* Côte d’Ivoire : reprise du processus électoral annoncée pour le 10 mai
Le processus électoral ivoirien bloqué depuis le début de l’année doit reprendre le 10 mai avec la relance du traitement des contentieux sur la liste des votants, ont annoncé dimanche, le Premier ministre Guillaume Soro et le président de la Commission électorale indépendante, Youssouf Bakayoko.
"La reprise de cette opération concernera d’abord, la liste dite grise publiée en marge de la liste électorale provisoire et comportant 1,033 million de cas litigieux", indiquent dans un communiqué M. Soro et le président de la Commission électorale indépendante. Sur cette liste, figurent des personnes dont la qualité d’électeur et la nationalité ivoirienne ne sont pas avérées car elles n’ont été retrouvées sur aucun des fichiers retenus pour l’élaboration de la liste.

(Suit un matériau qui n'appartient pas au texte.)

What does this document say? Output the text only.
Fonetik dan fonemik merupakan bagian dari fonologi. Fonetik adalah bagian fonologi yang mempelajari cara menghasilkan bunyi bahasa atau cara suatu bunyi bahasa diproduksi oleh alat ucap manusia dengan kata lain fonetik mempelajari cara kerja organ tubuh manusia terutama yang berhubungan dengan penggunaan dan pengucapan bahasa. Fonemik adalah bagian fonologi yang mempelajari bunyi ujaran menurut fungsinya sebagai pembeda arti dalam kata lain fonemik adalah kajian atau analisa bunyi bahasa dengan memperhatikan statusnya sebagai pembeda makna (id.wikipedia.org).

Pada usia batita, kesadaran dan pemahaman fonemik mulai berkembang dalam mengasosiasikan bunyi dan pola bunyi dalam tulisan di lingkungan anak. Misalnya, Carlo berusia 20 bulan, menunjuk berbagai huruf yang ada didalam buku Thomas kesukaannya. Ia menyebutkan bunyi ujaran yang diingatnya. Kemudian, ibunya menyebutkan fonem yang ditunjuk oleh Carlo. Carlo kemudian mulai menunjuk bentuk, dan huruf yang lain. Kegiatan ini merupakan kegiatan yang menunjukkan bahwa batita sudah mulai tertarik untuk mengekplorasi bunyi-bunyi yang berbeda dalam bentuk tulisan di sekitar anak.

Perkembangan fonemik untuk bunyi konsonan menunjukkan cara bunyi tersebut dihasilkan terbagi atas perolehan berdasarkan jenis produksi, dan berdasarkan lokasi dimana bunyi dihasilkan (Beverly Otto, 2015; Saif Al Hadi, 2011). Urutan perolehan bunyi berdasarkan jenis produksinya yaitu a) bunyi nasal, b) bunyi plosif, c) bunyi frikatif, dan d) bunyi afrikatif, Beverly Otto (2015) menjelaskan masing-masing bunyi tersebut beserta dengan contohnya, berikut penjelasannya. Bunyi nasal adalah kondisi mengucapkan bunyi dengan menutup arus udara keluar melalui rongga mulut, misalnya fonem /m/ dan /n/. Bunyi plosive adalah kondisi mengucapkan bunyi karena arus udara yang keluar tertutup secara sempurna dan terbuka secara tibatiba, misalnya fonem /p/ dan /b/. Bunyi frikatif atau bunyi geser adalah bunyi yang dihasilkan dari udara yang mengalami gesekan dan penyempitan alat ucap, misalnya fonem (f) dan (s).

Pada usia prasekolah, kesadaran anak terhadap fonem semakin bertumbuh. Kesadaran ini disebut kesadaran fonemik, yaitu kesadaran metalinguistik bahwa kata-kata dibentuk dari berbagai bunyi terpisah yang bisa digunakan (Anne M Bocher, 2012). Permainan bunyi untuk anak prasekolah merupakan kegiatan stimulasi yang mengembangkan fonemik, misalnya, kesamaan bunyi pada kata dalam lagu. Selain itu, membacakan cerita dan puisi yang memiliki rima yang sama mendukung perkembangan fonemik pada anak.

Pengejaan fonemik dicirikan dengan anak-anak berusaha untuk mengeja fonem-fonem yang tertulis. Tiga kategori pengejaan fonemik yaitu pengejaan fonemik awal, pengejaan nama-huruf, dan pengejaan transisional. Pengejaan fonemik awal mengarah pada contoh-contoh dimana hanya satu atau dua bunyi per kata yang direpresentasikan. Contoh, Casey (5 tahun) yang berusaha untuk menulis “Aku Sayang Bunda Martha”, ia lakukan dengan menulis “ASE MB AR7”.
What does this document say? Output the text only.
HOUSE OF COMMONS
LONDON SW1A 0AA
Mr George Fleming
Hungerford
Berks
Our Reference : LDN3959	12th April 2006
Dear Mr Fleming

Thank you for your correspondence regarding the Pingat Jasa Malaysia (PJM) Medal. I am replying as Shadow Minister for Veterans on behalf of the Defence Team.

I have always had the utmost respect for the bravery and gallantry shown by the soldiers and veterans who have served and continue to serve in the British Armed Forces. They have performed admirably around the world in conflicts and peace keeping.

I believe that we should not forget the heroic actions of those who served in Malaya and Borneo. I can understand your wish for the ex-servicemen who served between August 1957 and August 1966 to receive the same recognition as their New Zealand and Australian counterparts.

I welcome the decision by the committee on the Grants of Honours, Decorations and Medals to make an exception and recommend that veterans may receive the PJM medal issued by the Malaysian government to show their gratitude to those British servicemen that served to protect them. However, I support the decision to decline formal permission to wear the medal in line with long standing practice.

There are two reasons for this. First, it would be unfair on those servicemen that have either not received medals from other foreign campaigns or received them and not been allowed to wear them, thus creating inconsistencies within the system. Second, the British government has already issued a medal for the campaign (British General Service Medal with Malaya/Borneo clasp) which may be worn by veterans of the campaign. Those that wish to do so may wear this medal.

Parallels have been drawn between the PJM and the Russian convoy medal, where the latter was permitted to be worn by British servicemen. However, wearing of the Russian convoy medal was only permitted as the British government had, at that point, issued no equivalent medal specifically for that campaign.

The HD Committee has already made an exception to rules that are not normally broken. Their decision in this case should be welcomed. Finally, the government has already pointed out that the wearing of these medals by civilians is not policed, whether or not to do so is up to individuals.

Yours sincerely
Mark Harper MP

Le traitement des contentieux avait été suspendu en urgence le 10 février après des violences de militants d’opposition qui manifestaient contre des procès ouverts à la demande du camp du président Laurent Gbagbo en vue de radier de présumés étrangers de la liste
* Cameroun : la police intervient contre des journalistes manifestant à Yaoundé
Les forces de l’ordre sont intervenues lundi à Yaoundé contre des journalistes participant à un rassemblement dans le cadre de la Journée de la liberté de la presse et pour réclamer la lumière sur le décès d’un confrère en détention préventive.
Ce sont entre 200 et 300 personnes répondant à l’appel de l’Union des journalistes du Cameroun qui ont tenté de se diriger vers le siège des services du Premier ministre, Yang Philémon, pour y faire un sit-in lorsqu’elles ont été bloquées à un carrefour par des policiers et gendarmes. Selon les autorités, le rassemblement sur le site projeté a été refusé pour non-respect des délais légaux de déclaration de manifestation publique.
Les manifestants ont été bousculés à coups de matraque. Au moins deux journalistes, un correspondant camerounais de RFI, Polycarpe Essomba et Jean-Baptiste Ketchateng du quotidien privé Mutations, ont eu leurs habits déchirés. Selon le correspondant de l’AFP. le sit-in s’est finalement tenu au carrefour où la manifestation avait été bloquée, sous la surveillance d’un important dispositif policier.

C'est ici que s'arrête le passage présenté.